The car that drove me back got a flat tyre three hours into the trip. After sitting around waiting for it to be fixed and eating fresh mango with a family who stopped their horse and buggy - the peoples’ limousines - to sit with us, the next stop was a small village to get lunch where five lovely chantreuses charmed us with exotic Cuban songs as we ate. Swaying side-to-side as they sang, the enchantment was complete as I ate my black beans and rice and chicken.
I could have stayed and listened all day, but Jenni Tutti, the policeman driving me back, needed us to move on.
Back in Holguin and there's Katie. After hugging me and whispering in my ear that if anything like this happens again, she will let me sit in jail, she sucker-punched me really hard.
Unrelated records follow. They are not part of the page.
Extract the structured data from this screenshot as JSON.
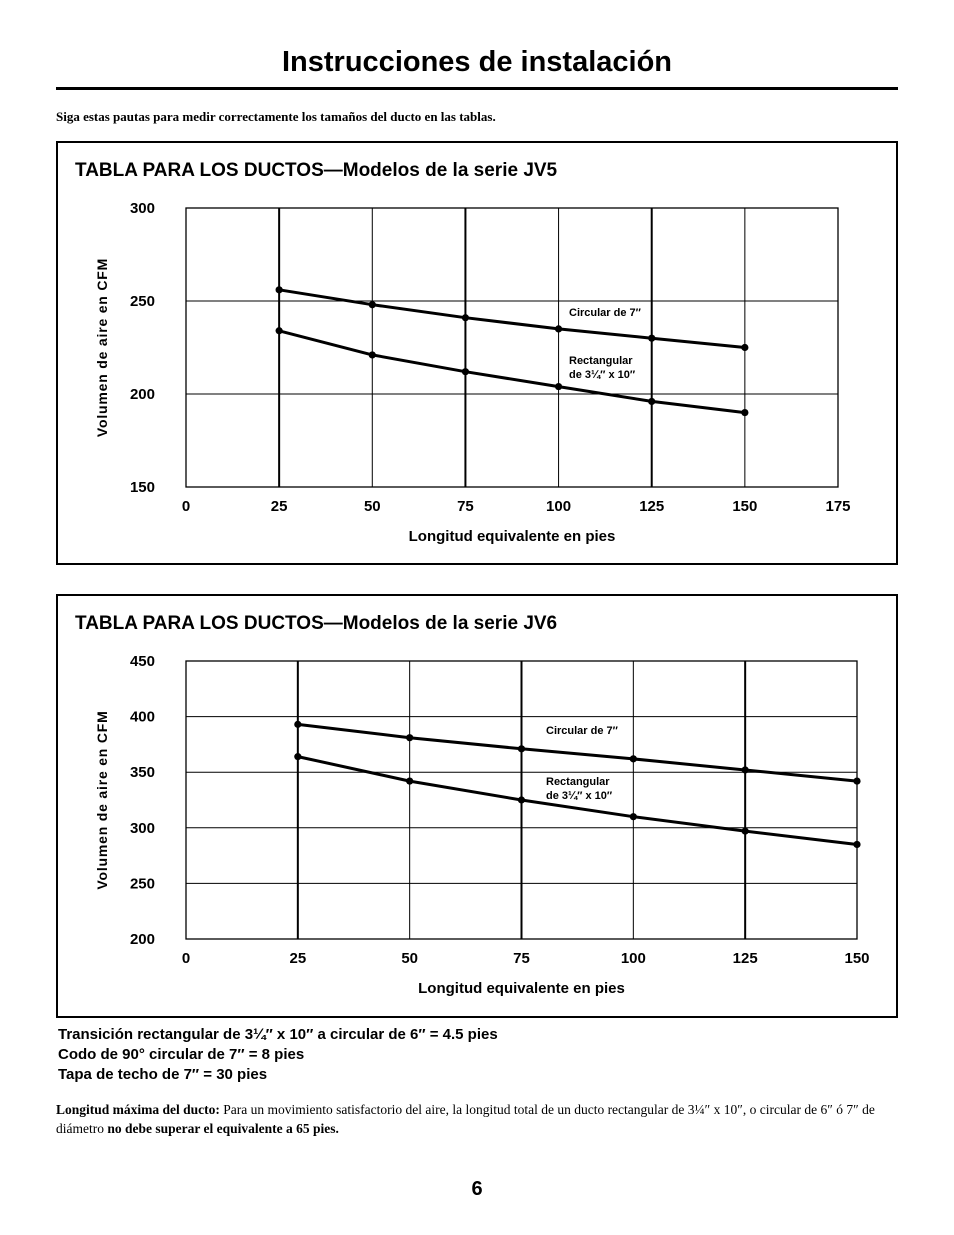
{
  "page": {
    "title": "Instrucciones de instalación",
    "intro": "Siga estas pautas para medir correctamente los tamaños del ducto en las tablas.",
    "notes": [
      "Transición rectangular de 3¼″ x 10″ a circular de 6″ = 4.5 pies",
      "Codo de 90° circular de 7″ = 8 pies",
      "Tapa de techo de 7″ = 30 pies"
    ],
    "footnote": {
      "label": "Longitud máxima del ducto:",
      "text": " Para un movimiento satisfactorio del aire, la longitud total de un ducto rectangular de 3¼″ x 10″, o circular de 6″ ó 7″ de diámetro ",
      "emphasis": "no debe superar el equivalente a 65 pies."
    },
    "page_number": "6"
  },
  "chart_data": [
    {
      "type": "line",
      "title": "TABLA PARA LOS DUCTOS—Modelos de la serie JV5",
      "xlabel": "Longitud equivalente en pies",
      "ylabel": "Volumen de aire en CFM",
      "xlim": [
        0,
        175
      ],
      "ylim": [
        150,
        300
      ],
      "xticks": [
        0,
        25,
        50,
        75,
        100,
        125,
        150,
        175
      ],
      "yticks": [
        150,
        200,
        250,
        300
      ],
      "grid": true,
      "series": [
        {
          "name": "Circular de 7″",
          "x": [
            25,
            50,
            75,
            100,
            125,
            150
          ],
          "y": [
            256,
            248,
            241,
            235,
            230,
            225
          ]
        },
        {
          "name": "Rectangular de 3¼″ x 10″",
          "x": [
            25,
            50,
            75,
            100,
            125,
            150
          ],
          "y": [
            234,
            221,
            212,
            204,
            196,
            190
          ]
        }
      ]
    },
    {
      "type": "line",
      "title": "TABLA PARA LOS DUCTOS—Modelos de la serie JV6",
      "xlabel": "Longitud equivalente en pies",
      "ylabel": "Volumen de aire en CFM",
      "xlim": [
        0,
        150
      ],
      "ylim": [
        200,
        450
      ],
      "xticks": [
        0,
        25,
        50,
        75,
        100,
        125,
        150
      ],
      "yticks": [
        200,
        250,
        300,
        350,
        400,
        450
      ],
      "grid": true,
      "series": [
        {
          "name": "Circular de 7″",
          "x": [
            25,
            50,
            75,
            100,
            125,
            150
          ],
          "y": [
            393,
            381,
            371,
            362,
            352,
            342
          ]
        },
        {
          "name": "Rectangular de 3¼″ x 10″",
          "x": [
            25,
            50,
            75,
            100,
            125,
            150
          ],
          "y": [
            364,
            342,
            325,
            310,
            297,
            285
          ]
        }
      ]
    }
  ]
}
When I got up off my arse, she gave me a lovely travel-mug full of rum and coconut juice She knows this engine runs on alcohol.
"Surprise!," announced Katie. "We are here in Cuba until Monday."
By the police station, I sat down again and wept. There I drank my libations to a great journey, journeys to come, and the goddess that is Katie.
Hasta la victoria siempre.
It ran out of the suitcase. Stowaway! A Cuban cockroach the size of a child's foot. Antennae the length of a shoestring.
Straight under the door to the basement, and damn if the beast can now not be located.
It will probably grow to a hideous size with the warmth of a basement.
Perhaps it will be best to keep visitors from going downstairs until it's coaxed out and dealt with.